Bacteria can utilize alternative σ factors to regulate sets of genes in response to changes in the environment. The largest and most diverse group of alternative σ factors are the extracytoplasmic function (ECF) σ factors. σ P is an ECF σ factor found in Bacillus anthracis , Bacillus cereus , and Bacillus thuringiensis Previous work showed that σ P is induced by ampicillin, a β-lactam antibiotic, and required for resistance to ampicillin. However, it was not known how activation of σ P is controlled or what other antibiotics may activate σ P Here, we report that activation of σ P is specific to a subset of β-lactams and that σ P is required for resistance to these β-lactams. We demonstrate that activation of σ P is controlled by the proteolytic destruction of the anti-σ factor RsiP and that degradation of RsiP requires multiple proteases. Upon exposure to β-lactams, the extracellular domain of RsiP is cleaved by an unknown protease, which we predict cleaves at site-1. Following cleavage by the unknown protease, the N terminus of RsiP is further degraded by the site-2 intramembrane protease RasP. Our data indicate that RasP cleavage of RsiP is not the rate-limiting step in σ P activation.
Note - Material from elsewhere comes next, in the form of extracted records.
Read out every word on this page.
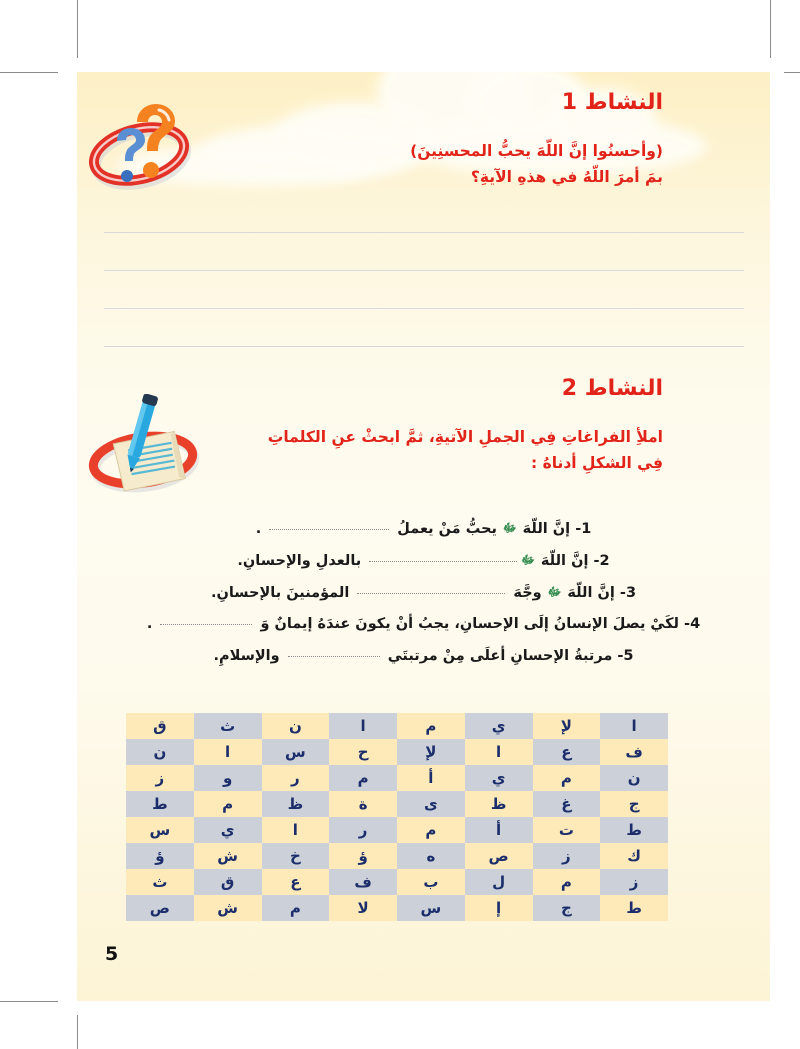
النشاط 1
(وأحسنُوا إنَّ اللّهَ يحبُّ المحسنِينَ)
بمَ أمرَ اللّهُ في هذهِ الآيةِ؟
النشاط 2
املأِ الفراغاتِ فِي الجملِ الآتيةِ، ثمَّ ابحثْ عنِ الكلماتِ
فِي الشكلِ أدناهُ :
1- إنَّ اللّهَ ﷻ يحبُّ مَنْ يعملُ  .
2- إنَّ اللّهَ ﷻ بالعدلِ والإحسانِ.
3- إنَّ اللّهَ ﷻ وجَّهَ  المؤمنينَ بالإحسانِ.
4- لكَيْ يصلَ الإنسانُ إلَى الإحسانِ، يجبُ أنْ يكونَ عندَهُ إيمانٌ وَ  .
5- مرتبةُ الإحسانِ أعلَى مِنْ مرتبتَي  والإسلامِ.
ا	لإ	ي	م	ا	ن	ث	ق
ف	ع	ا	لإ	ح	س	ا	ن
ن	م	ي	أ	م	ر	و	ز
ج	غ	ظ	ى	ة	ظ	م	ط
ط	ت	أ	م	ر	ا	ي	س
ك	ز	ص	ه	ؤ	خ	ش	ؤ
ز	م	ل	ب	ف	ع	ق	ث
ط	ج	إ	س	لا	م	ش	ص
5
This proteolytic cascade leads to activation of σ P , which induces resistance to β-lactams likely via increased expression of β-lactamases. IMPORTANCE The discovery of antibiotics to treat bacterial infections has had a dramatic and positive impact on human health. However, shortly after the introduction of a new antibiotic, bacteria often develop resistance. The bacterial cell envelope is essential for cell viability and is the target of many of the most commonly used antibiotics, including β-lactam antibiotics. Resistance to β-lactams is often dependent upon β-lactamases. In B. cereus , B. thuringiensis , and some B. anthracis strains, the expression of some β-lactamases is inducible. This inducible β-lactamase expression is controlled by activation of an alternative σ factor called σ P Here, we show that β-lactam antibiotics induce σ P activation by degradation of the anti-σ factor RsiP.